En los cuentos de Cruzando el paraíso —que en su edición primera (editorial Anagrama) lleva como portada una fotografía de Manuel Álvarez Bravo—, el lector se topa con un epígrafe de Juan Rulfo, unas líneas de “El llano en lamas” alusivas a la paternidad, aquel famoso diálogo sobre el reconocimiento de un hijo, el Pichón. Ahora sí, transmutado en personaje, transferida de criatura en personaje, el padre no es el de la autoficción sino el de la mentira literaria, un padre alcohólico cuyos desfiguros van dando su condición patética. O al menos es ésa la imagen del padre que está en “El auténtico Gabby Hayes”, “Cruzando el paraíso”, y “Un pequeño círculo de amigos”. El padre que dispara con una 22 a unas latas de cerveza en el desierto, el padre que destroza una habitación, el padre que muere carbonizado en una cama de hotel.
La relación de odio y amor entre padre e hijo tal vez esté más clara en una obra de teatro, donde Shepard se emplea más a fondo, como Mentiras de la mente, donde Jake pretende que su madre extraiga literalmente la urna con las cenizas de su padre, rehabilitándolo grotescamente e imponiendo su presencia espectral e incancelable.

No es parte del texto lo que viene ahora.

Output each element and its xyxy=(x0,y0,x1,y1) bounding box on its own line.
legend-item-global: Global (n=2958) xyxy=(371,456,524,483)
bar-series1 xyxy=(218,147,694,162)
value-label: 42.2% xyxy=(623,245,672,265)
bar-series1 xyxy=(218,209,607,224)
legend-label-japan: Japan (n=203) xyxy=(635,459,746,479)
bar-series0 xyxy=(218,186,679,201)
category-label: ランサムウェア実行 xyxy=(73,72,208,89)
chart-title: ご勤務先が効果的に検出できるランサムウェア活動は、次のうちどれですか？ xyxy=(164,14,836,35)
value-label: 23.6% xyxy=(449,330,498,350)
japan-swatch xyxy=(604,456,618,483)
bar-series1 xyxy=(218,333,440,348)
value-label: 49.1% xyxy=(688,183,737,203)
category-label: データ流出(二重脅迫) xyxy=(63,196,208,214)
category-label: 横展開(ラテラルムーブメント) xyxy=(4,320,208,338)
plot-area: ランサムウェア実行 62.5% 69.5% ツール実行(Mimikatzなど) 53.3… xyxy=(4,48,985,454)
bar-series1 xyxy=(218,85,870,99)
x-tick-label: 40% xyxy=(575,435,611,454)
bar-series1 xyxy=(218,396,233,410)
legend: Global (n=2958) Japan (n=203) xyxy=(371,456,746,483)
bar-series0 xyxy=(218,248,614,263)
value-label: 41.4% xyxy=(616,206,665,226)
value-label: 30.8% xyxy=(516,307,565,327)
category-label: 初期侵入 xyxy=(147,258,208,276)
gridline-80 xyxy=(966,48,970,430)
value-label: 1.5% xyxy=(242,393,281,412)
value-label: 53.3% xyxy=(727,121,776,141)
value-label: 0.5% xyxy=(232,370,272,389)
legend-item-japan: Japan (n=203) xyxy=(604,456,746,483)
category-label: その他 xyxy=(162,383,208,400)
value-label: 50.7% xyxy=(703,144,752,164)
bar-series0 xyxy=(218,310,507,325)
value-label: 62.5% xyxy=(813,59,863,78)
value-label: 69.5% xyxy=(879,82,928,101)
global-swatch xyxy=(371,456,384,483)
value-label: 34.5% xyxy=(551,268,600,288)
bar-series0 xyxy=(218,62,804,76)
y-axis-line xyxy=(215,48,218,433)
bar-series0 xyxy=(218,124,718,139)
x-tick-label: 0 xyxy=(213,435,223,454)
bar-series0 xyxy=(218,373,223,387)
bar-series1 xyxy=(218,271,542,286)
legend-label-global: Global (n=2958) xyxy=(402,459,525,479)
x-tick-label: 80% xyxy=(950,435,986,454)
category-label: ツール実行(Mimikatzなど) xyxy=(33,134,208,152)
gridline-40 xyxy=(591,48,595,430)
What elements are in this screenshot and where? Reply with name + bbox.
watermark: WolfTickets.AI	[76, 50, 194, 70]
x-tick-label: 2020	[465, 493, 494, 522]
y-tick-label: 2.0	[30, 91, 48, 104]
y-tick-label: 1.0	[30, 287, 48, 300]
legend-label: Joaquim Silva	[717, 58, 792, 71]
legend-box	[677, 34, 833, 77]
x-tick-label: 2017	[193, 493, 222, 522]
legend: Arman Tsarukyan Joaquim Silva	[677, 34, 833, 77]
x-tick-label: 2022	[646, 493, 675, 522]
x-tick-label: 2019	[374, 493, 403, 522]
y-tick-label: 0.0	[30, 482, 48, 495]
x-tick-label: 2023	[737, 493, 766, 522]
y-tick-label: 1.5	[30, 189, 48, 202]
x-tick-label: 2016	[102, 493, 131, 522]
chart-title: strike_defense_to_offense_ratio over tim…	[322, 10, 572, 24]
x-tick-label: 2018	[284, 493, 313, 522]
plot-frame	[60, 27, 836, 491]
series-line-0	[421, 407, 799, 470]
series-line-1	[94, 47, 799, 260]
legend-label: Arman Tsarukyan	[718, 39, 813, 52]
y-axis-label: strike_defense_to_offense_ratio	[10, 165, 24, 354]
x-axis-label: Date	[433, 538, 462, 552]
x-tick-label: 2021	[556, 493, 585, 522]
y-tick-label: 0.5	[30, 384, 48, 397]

“En Loco de amor”, dice Claudio Gorlier, “el padre se asoma con creciente urgencia, demiurgo implacable e invisible titiritero, que reaparece transformado en objeto insuprimible de la memoria”. Probablemente en ninguna otra obra de Shepard el padre encarnado comparezca con tanta gravedad, hablando desde el más allá de la muerte, como entre sueños. Dado que en el teatro de Shepard el espacio es más emocional que físico, los planos se rompen, “Loco de amor va teniendo lugar tanto dentro de los sentimientos de los personajes como en los confines del escenario. Las escenas con el padre, por ejemplo, no son repentinos brincos a la fantasía (como si fueran secuencias de sueños) sino que están presentes en el espacio tanto como lo están en el tiempo”, escribe Ross Wetzsteon.